Re: [PATCH] Automatic HASH and LIST partition creation

From: Pavel Borisov <pashkin(dot)elfe(at)gmail(dot)com>
To: Anastasia Lubennikova <a(dot)lubennikova(at)postgrespro(dot)ru>
Cc: PostgreSQL Hackers <pgsql-hackers(at)lists(dot)postgresql(dot)org>, Fabien COELHO <coelho(at)cri(dot)ensmp(dot)fr>, Justin Pryzby <pryzby(at)telsasoft(dot)com>, Robert Haas <robertmhaas(at)gmail(dot)com>, Amul Sul <sulamul(at)gmail(dot)com>
Subject: Re: [PATCH] Automatic HASH and LIST partition creation
Date: 2020-09-08 14:03:39
Message-ID: CALT9ZEECZacCRuSthkq5ivOysL5E--v6vr9=0CFouSjEKpbOow@mail.gmail.com
Views: Raw Message | Whole Thread | Download mbox | Resend email
Thread:
Lists: pgsql-hackers

> The patch lacks documentation, because I expect some details may change
> during discussion. Other than that, the feature is ready for review.
>
Hi, hackers!

From what I've read I see there is much interest in automatic partitions
creation. (Overall discussion on the topic is partitioned into two threads:
(1)
https://www.postgresql.org/message-id/alpine.DEB.2.21.1907150711080.22273%40lancre
and
(2)
https://www.postgresql.org/message-id/flat/7fec3abb-c663-c0d2-8452-a46141be6d4a(at)postgrespro(dot)ru
(current thread) )

There were many syntax proposals and finally, there is a patch realizing
one of them. So I'd like to review it.

The syntax proposed in the patch seems good enough for me and is in
accordance with one of the proposals in the discussion. Maybe I'd prefer
using the word AUTOMATICALLY/AUTO instead of CONFIGURATION with explicit
meaning that using this syntax we'd get already (automatically) created
partitions and don't need to create them manually, as in the existing state
of postgresql declarative partitioning.

CREATE TABLE tbl (i int) PARTITION BY HASH (i) AUTOMATICALLY (MODULUS
3); (partitions are created automatically)

vs

CREATE TABLE tbl (i int) PARTITION BY HASH (i); (partitions should be
created manually by use of PARTITION OF)

CREATE TABLE tbl (i char) PARTITION BY LIST (i) AUTOMATICALLY (VALUES
IN ('a', 'b'), ('c', 'd'), ('e','f') DEFAULT PARTITION tbl_default);

vs

CREATE TABLE tbl (i char) PARTITION BY LIST (i); (partitions should be
created manually by use of PARTITION OF)

I think this syntax can also be extended later with adding automatic
creation of RANGE partitions, with IMMEDIATE/DEFERRED for dynamic/on-demand
automatic partition creation, and with SUBPARTITION possibility.

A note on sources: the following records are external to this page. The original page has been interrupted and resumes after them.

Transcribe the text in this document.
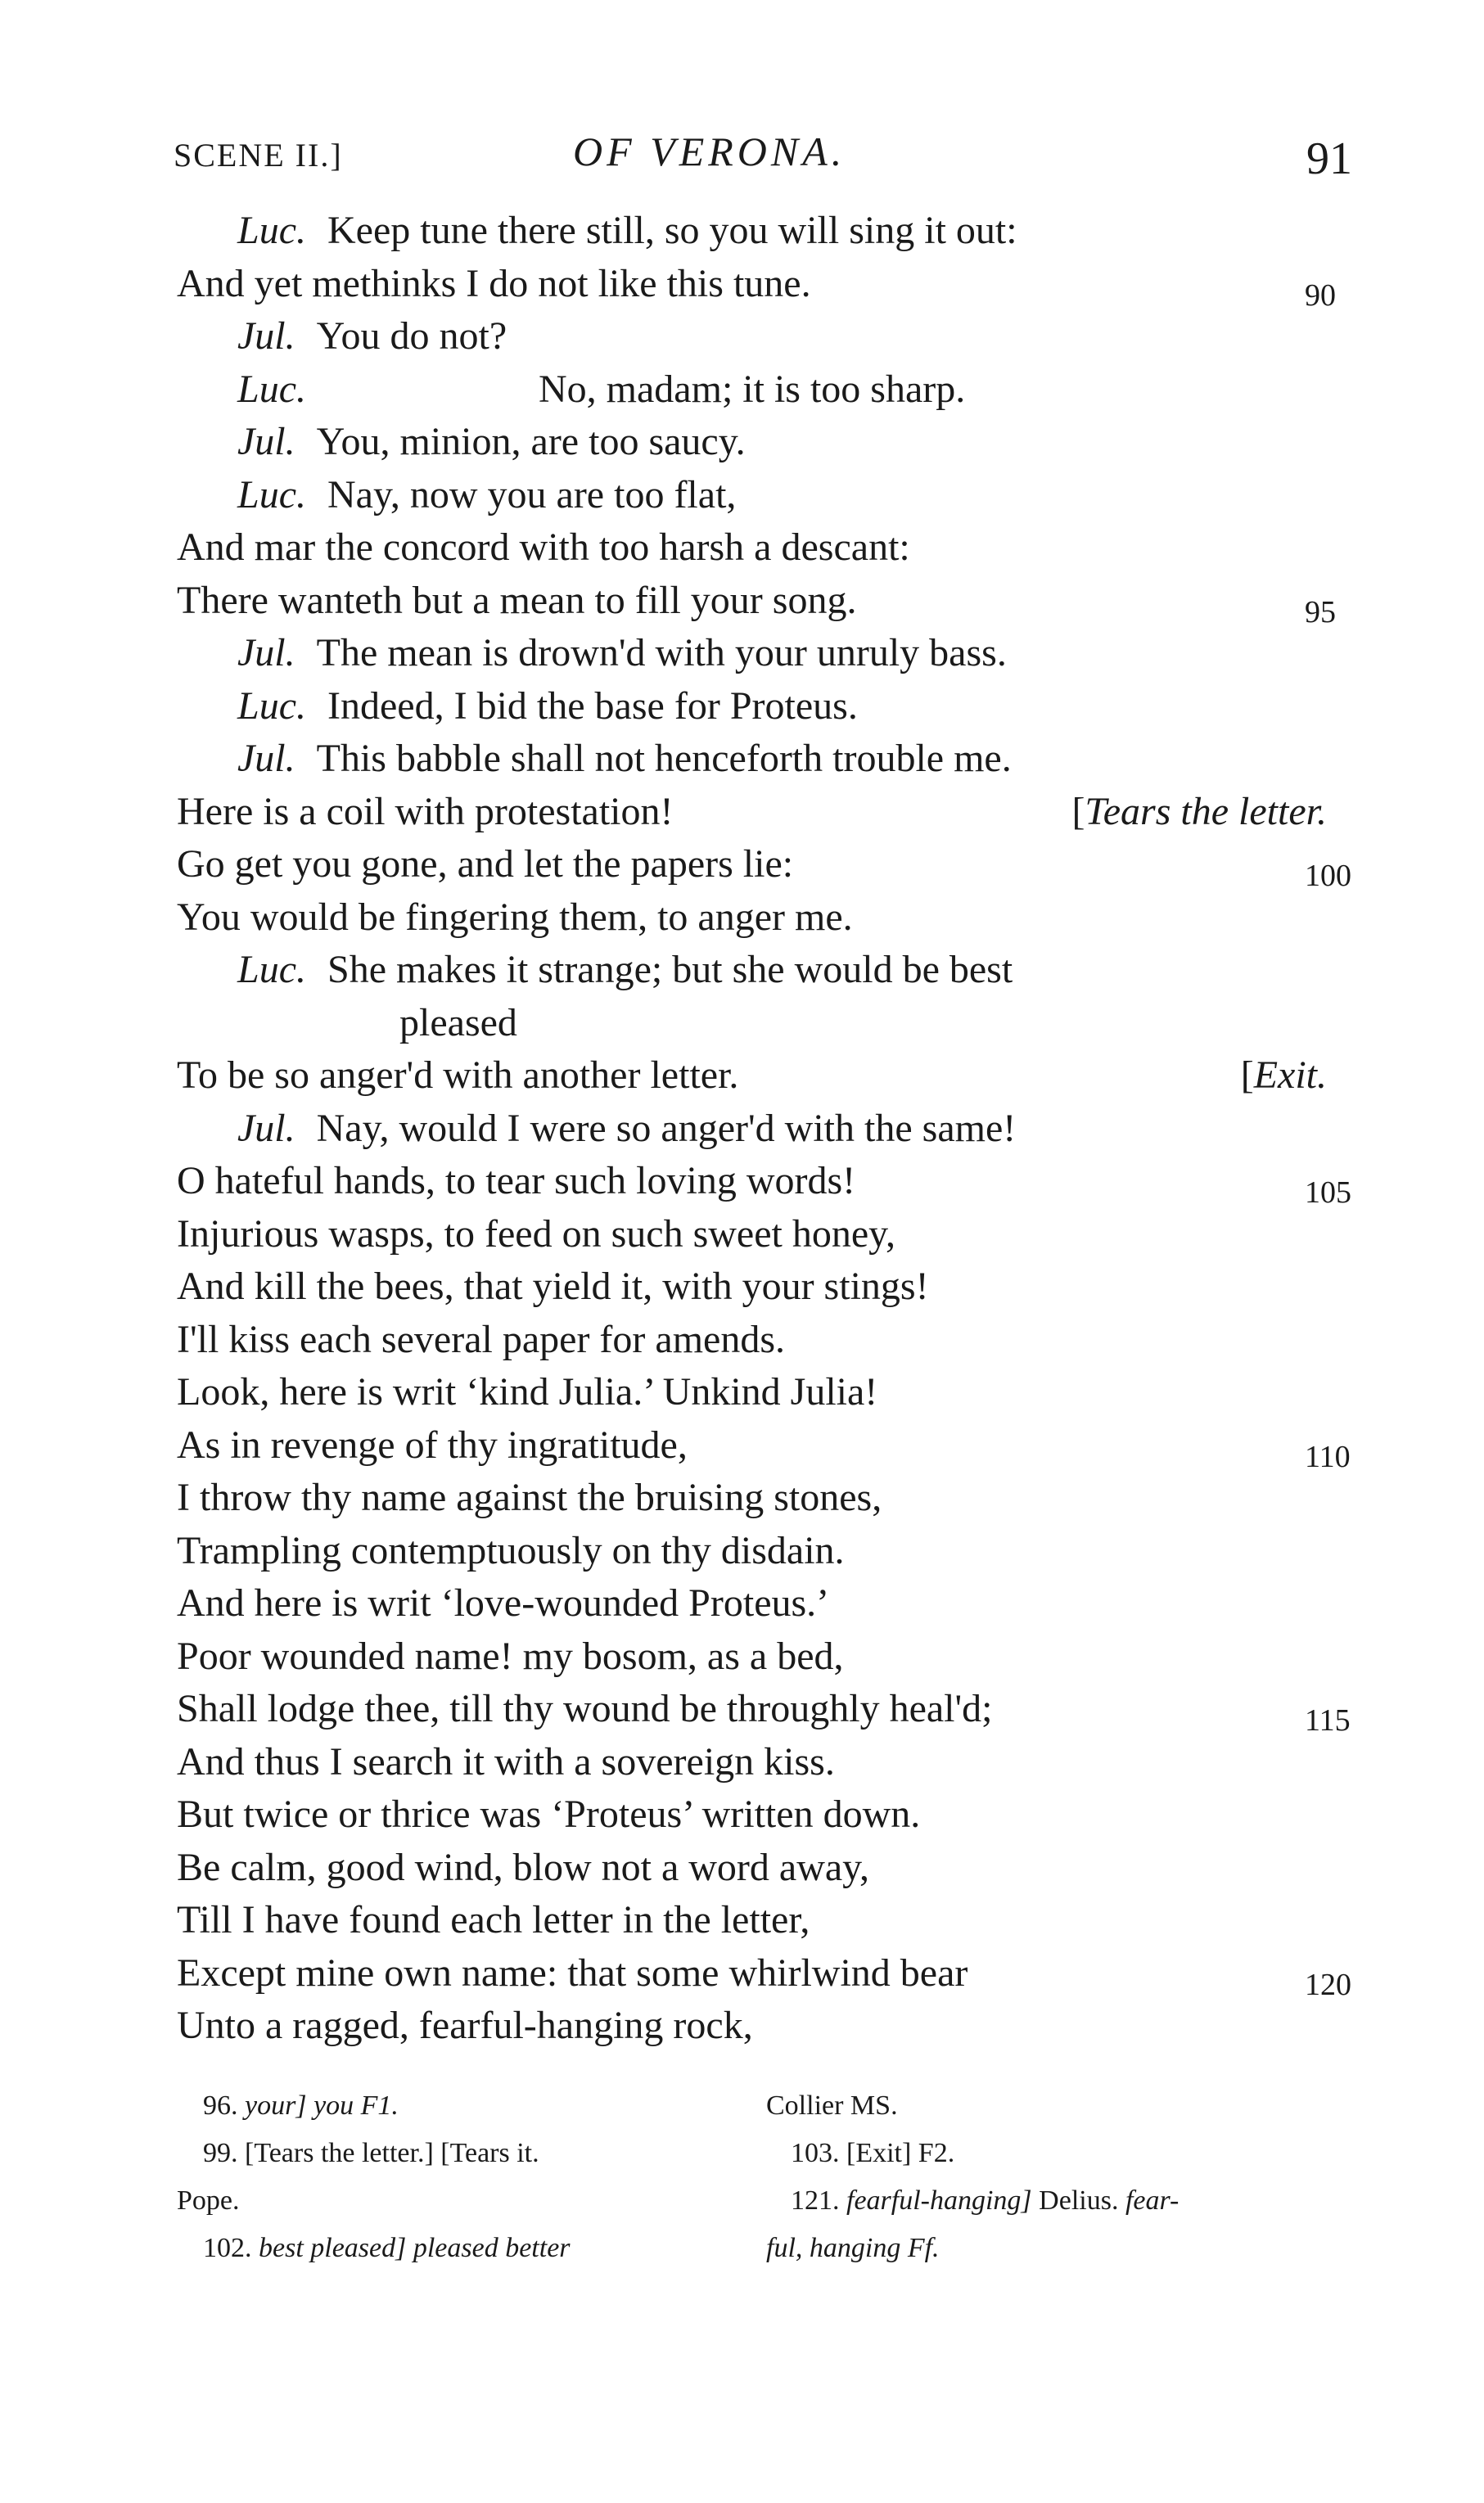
SCENE II.]	OF VERONA.	91
Luc. Keep tune there still, so you will sing it out:
And yet methinks I do not like this tune.	90
Jul. You do not?
Luc.	No, madam; it is too sharp.
Jul. You, minion, are too saucy.
Luc. Nay, now you are too flat,
And mar the concord with too harsh a descant:
There wanteth but a mean to fill your song.	95
Jul. The mean is drown'd with your unruly bass.
Luc. Indeed, I bid the base for Proteus.
Jul. This babble shall not henceforth trouble me.
Here is a coil with protestation!	[Tears the letter.
Go get you gone, and let the papers lie:	100
You would be fingering them, to anger me.
Luc. She makes it strange; but she would be best
pleased
To be so anger'd with another letter.	[Exit.
Jul. Nay, would I were so anger'd with the same!
O hateful hands, to tear such loving words!	105
Injurious wasps, to feed on such sweet honey,
And kill the bees, that yield it, with your stings!
I'll kiss each several paper for amends.
Look, here is writ ‘kind Julia.’ Unkind Julia!
As in revenge of thy ingratitude,	110
I throw thy name against the bruising stones,
Trampling contemptuously on thy disdain.
And here is writ ‘love-wounded Proteus.’
Poor wounded name! my bosom, as a bed,
Shall lodge thee, till thy wound be throughly heal'd;	115
And thus I search it with a sovereign kiss.
But twice or thrice was ‘Proteus’ written down.
Be calm, good wind, blow not a word away,
Till I have found each letter in the letter,
Except mine own name: that some whirlwind bear	120
Unto a ragged, fearful-hanging rock,
96. your] you F1.	Collier MS.
99. [Tears the letter.] [Tears it.	103. [Exit] F2.
Pope.	121. fearful-hanging] Delius. fear-
102. best pleased] pleased better	ful, hanging Ff.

But I don't have a strong preference for the word AUTOMATICALLY, moreover I
saw opposition to using AUTO at the top of the discussion. I suppose we can
go with the existing CONFIGURATION word.

If compare with existing declarative partitions, I think automatic creation
simplifies the process for the end-user and I'd vote for its committing
into Postgres. The patch is short and clean in code style. It has enough
comments Tests covering the new functionality are included. Yet it doesn't
have documentation and I'd suppose it's worth adding it. Even if there will
be syntax changes, I hope they will not be more than the replacement of
several words. Current syntax is described in the text of a patch.

The patch applies cleanly and installcheck-world is passed.

Some minor things:

I've got a compiler warning:
parse_utilcmd.c:4280:15: warning: unused variable 'lc' [-Wunused-variable]

When the number of partitions is over the maximum value of int32 the output
shows a generic syntax error. I don't think it is very important as it is
not the case someone will make deliberately, but maybe it's better to
output something like "Partitions number is more than the maximum supported
value"
create table test (i int, t text) partition by hash (i) configuration
(modulus 888888888888);
ERROR: syntax error at or near "888888888888"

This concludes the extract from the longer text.